Claudican así todos los motivos del recurso.

QUINTO.- El recurso formalizado por Repsol se ciñe al tema residual de las costas y al pronunciamiento liberatorio adoptado por la sentencia de instancia.

Ciertamente, es doctrina legal sólidamente arraigada, refrendada por la literalidad del art.º 394 :E.-C.. la que sostiene que las costas del demandado absuelto deben ser impuestas a la parte actora cuanto, como aquí sucede, sus pretensiones se ven completamente desechadas.

El fundamento de tal criterio de imposición descansa en la derrota procesal del litigante y en la conveniencia de que quien se ha visto demandada y compelida a valerse del proceso como instrumento para la tutela de derechos reconocidos finalmente como legítimo, no sufra quebranto patrimonial por las inversiones y gastos que reconocen al proceso como causa productora.

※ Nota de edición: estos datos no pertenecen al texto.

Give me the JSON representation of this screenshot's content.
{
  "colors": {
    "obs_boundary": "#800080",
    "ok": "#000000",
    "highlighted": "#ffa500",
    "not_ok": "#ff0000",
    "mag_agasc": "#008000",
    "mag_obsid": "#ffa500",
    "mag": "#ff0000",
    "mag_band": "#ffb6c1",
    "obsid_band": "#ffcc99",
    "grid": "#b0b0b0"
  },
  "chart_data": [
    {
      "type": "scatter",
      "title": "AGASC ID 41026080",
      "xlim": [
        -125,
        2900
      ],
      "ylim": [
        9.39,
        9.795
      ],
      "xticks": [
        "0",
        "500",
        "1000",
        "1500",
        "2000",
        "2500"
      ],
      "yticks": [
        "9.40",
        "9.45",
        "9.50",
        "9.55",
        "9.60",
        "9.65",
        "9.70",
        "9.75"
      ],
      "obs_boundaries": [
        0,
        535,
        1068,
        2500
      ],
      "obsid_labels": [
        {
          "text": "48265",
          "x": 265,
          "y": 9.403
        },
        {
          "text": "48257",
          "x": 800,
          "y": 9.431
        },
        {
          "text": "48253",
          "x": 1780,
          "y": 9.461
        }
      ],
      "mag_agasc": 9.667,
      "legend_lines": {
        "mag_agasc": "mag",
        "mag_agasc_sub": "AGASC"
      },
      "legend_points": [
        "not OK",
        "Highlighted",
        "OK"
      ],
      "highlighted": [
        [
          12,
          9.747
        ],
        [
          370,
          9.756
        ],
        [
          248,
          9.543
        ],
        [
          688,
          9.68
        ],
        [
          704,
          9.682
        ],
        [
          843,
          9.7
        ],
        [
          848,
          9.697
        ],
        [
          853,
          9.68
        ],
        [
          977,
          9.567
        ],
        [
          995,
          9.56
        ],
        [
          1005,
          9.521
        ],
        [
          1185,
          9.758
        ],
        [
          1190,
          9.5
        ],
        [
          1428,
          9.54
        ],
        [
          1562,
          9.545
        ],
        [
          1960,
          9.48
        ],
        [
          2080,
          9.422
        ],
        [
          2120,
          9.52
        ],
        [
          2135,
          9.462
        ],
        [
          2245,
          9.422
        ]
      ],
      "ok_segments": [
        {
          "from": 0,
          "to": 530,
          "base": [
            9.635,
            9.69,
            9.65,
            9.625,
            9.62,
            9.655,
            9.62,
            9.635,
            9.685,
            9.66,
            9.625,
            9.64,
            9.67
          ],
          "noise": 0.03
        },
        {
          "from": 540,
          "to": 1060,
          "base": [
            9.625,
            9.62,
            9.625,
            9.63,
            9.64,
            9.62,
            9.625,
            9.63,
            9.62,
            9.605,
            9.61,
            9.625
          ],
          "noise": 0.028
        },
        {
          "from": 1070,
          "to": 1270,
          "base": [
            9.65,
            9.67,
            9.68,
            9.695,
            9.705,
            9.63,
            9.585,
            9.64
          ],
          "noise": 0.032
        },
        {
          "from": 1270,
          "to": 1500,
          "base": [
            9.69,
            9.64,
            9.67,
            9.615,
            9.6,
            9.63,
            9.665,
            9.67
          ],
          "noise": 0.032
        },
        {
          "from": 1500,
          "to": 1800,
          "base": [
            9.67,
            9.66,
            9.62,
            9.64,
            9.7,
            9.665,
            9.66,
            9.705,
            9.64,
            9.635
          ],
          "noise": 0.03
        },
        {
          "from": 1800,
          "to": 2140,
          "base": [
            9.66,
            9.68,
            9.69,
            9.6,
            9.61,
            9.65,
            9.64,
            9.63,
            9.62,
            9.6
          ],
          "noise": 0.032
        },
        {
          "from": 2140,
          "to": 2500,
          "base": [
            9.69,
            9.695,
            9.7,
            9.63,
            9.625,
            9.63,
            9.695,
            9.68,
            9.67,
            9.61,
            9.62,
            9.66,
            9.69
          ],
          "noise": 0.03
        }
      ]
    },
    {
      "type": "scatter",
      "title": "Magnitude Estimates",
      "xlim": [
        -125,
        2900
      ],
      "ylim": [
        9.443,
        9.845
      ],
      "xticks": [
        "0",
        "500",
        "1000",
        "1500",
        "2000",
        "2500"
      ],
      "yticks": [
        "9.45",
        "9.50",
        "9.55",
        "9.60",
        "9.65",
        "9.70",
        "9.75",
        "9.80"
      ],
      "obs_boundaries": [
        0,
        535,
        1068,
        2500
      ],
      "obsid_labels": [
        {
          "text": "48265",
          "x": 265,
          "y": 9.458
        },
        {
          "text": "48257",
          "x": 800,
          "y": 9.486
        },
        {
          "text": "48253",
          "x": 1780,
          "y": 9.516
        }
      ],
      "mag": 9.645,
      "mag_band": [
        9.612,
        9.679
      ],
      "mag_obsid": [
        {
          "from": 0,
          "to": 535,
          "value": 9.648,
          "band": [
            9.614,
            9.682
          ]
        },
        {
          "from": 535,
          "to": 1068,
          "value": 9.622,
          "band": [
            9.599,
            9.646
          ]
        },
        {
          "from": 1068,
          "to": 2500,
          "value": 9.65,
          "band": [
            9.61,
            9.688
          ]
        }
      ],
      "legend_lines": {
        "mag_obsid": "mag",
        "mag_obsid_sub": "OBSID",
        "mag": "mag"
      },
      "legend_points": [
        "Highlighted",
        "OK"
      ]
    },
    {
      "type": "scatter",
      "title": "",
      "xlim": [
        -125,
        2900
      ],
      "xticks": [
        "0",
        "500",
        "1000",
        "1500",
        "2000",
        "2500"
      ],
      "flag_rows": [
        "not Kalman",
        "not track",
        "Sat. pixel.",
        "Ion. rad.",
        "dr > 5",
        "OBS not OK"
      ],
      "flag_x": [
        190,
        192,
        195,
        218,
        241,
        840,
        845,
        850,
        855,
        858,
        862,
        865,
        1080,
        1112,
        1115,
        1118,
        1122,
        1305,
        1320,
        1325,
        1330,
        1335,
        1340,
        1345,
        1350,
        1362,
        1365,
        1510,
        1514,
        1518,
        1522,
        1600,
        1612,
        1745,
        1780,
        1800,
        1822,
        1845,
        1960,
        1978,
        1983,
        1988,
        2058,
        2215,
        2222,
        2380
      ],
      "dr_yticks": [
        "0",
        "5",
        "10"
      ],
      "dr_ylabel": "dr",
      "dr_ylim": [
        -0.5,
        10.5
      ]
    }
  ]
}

El pronunciamiento impugnado no está exento de motivación, al situar en la base del razonamiento liberatorio el estado de incertidumbre y las dudas que ha suscitado el régimen jurídico de contratos de distribución en exclusiva y comercialización, de larga duración, cuya complejidad explica que se puedan producir resultados procesales diferentes y soluciones jurisdiccionales no homogéneas en la jurisprudencia menor, motivación y fundamento de exención que se acepta y se traslada a la alzada para, en coherencia con lo allí resuelto, proferir también acorde pronunciamiento.

En atención a lo expuesto

Fallo

Que desestimando el recurso de apelación interpuesto por la representación procesal de S.A.T. LA GINETA, contra la sentencia dictada por el Juzgado de Primera Instancia núm. Dos de Murcia el 28 de noviembre de 2002, CONFIRMAMOS dicha resolución, sin hacer expreso pronunciamiento sobre las costas del recurso.

Una vez notificada a las partes, remítanse los autos principales con testimonio de la presente resolución al Juzgado de origen.

Así por esta nuestra sentencia, definitivamente juzgando, certificación de la cual se unirá al Rollo de Sala, lo pronunciamos, mandamos y firmamos.